Le français est aussi notre langue maternelle


(Par Gilles Mpembele, PhD, MBA, Senior Avionics Engineer at The Boeing Company, Adjunct Professor at Washington University in St. Louis, Missouri)

*Espérance M. n’a pas eu beaucoup de chance dans son enfance. Un environnement familial défavorisé et dysfonctionnel ne lui a pas permis d’avoir accès à de bonnes écoles où les enfants sont initiés dès le bas âge à la pratique du français. Plus tard, adulte, elle resta convaincue que ses lacunes en français l’avaient empêchée d’atteindre les sommets de la réussite professionnelle auxquels pourtant une intelligence vive et une ambition intime la destinaient. Ainsi, lorsqu’elle devint mère, elle prit, comme beaucoup d’autres mères en Afrique, une décision souveraine : élever sa fille unique dans un environnement préférentiellement sinon exclusivement francophone et francophile, consciente qu’une maîtrise de la langue française permettrait à sa fille d’accéder à des opportunités professionnelles plus importantes et plus gratifiantes.
Cette attitude est pourtant à contre-courant d’une tendance nouvelle dans certains milieux universitaire et médiatique, qui consiste à railler le français et à élaborer des plans fumeux d’un retour fondamentaliste aux langues africaines. Visiblement, les assauts contre la langue française ne trouvent pas écho auprès de nombreuses mères africaines.
Le français n’est pas une langue étrangère
Au cours d’une émission télévisée, un professeur d’université, juriste et parlementaire, déclara à peu près ceci : « le français n’est pas notre langue. Qu’importe que nous le parlions ou l’écrivions incorrectement. Nous devrions enseigner le droit, les sciences et la philosophie dans les langues et dialectes congolais ». Cette opinion n’est pas minoritaire dans les milieux intellectuels congolais, mais elle est plus récente qu’elle n’y paraît.
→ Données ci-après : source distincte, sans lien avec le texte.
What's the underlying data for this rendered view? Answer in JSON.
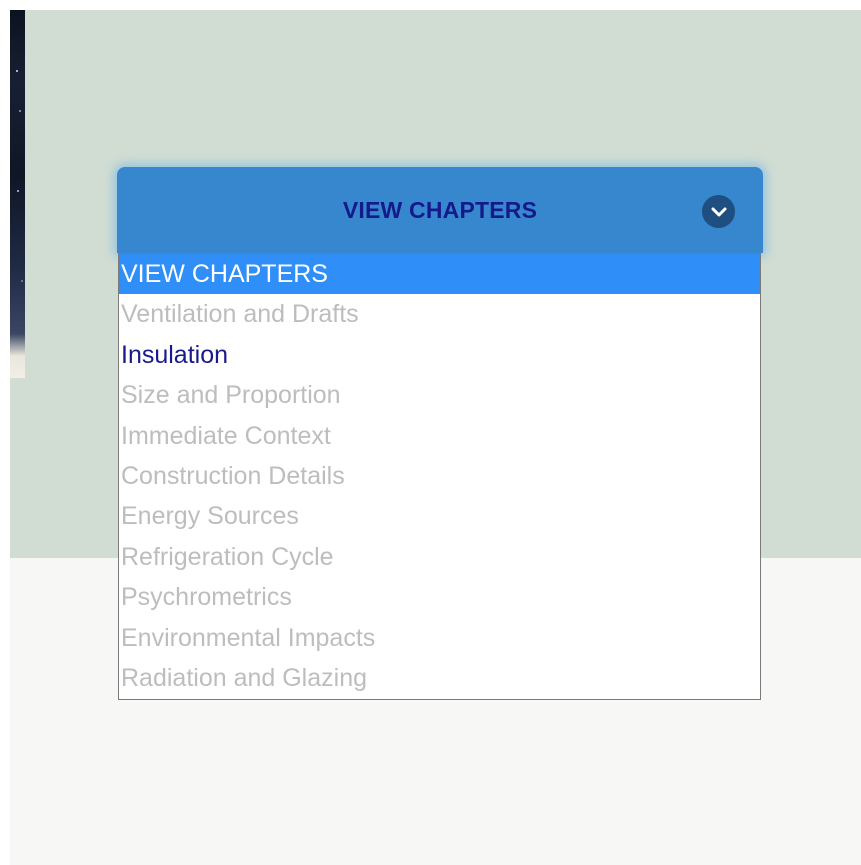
{
  "chapter_select": {
    "label": "VIEW CHAPTERS",
    "icon": "chevron-down-icon",
    "colors": {
      "button_bg": "#3787cf",
      "button_text": "#141a8a",
      "chevron_bg": "#1f4e80",
      "selected_bg": "#2f8ef7",
      "enabled_text": "#1a1a8a",
      "disabled_text": "#bdbdbd"
    },
    "options": [
      {
        "label": "VIEW CHAPTERS",
        "state": "selected"
      },
      {
        "label": "Ventilation and Drafts",
        "state": "disabled"
      },
      {
        "label": "Insulation",
        "state": "enabled"
      },
      {
        "label": "Size and Proportion",
        "state": "disabled"
      },
      {
        "label": "Immediate Context",
        "state": "disabled"
      },
      {
        "label": "Construction Details",
        "state": "disabled"
      },
      {
        "label": "Energy Sources",
        "state": "disabled"
      },
      {
        "label": "Refrigeration Cycle",
        "state": "disabled"
      },
      {
        "label": "Psychrometrics",
        "state": "disabled"
      },
      {
        "label": "Environmental Impacts",
        "state": "disabled"
      },
      {
        "label": "Radiation and Glazing",
        "state": "disabled"
      }
    ]
  }
}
En 1964, Hubert Makanda, président de l’Association Générale des Étudiants de Lovanium (AGEL), organisa une revendication étudiante pour africaniser l’université congolaise, mais il le fit dans un français impeccable, à l’oral comme à l’écrit. Valentin Yves Mudimbe n’a pas simplement adopté le français comme outil de travail académique et scientifique, mais il se l’est littéralement approprié au point d’en faire un patrimoine culturel personnel, expression de sa culture et de son identité africaine. Le Cardinal Malula, comme Monseigneur Tshibangu, a porté l’étendard du concept d’inculturation de l’Église sans jamais renier le rôle du français dans l’expression et la pratique africaines de la foi chrétienne.
Le phénomène de rejet apparent du français est nouveau. Il participe d’une volonté de déculturation et de déconstruction des acquis culturels et sociologiques issus de la rencontre entre les sociétés africaines et les pouvoirs colonisateurs occidentaux. Le choc des cultures fut douloureux, tragique, et a laissé des traces sur les langues et cultures africaines. Le recul des langues africaines ne peut être célébré, mais la perspective historique n’a jamais apporté la moindre preuve qu’elles auraient connu une évolution indépendante comparable aux langues internationales comme le français et l’anglais. Les sociétés africaines devraient faire la paix avec ce passé, douloureux certes, mais immuable.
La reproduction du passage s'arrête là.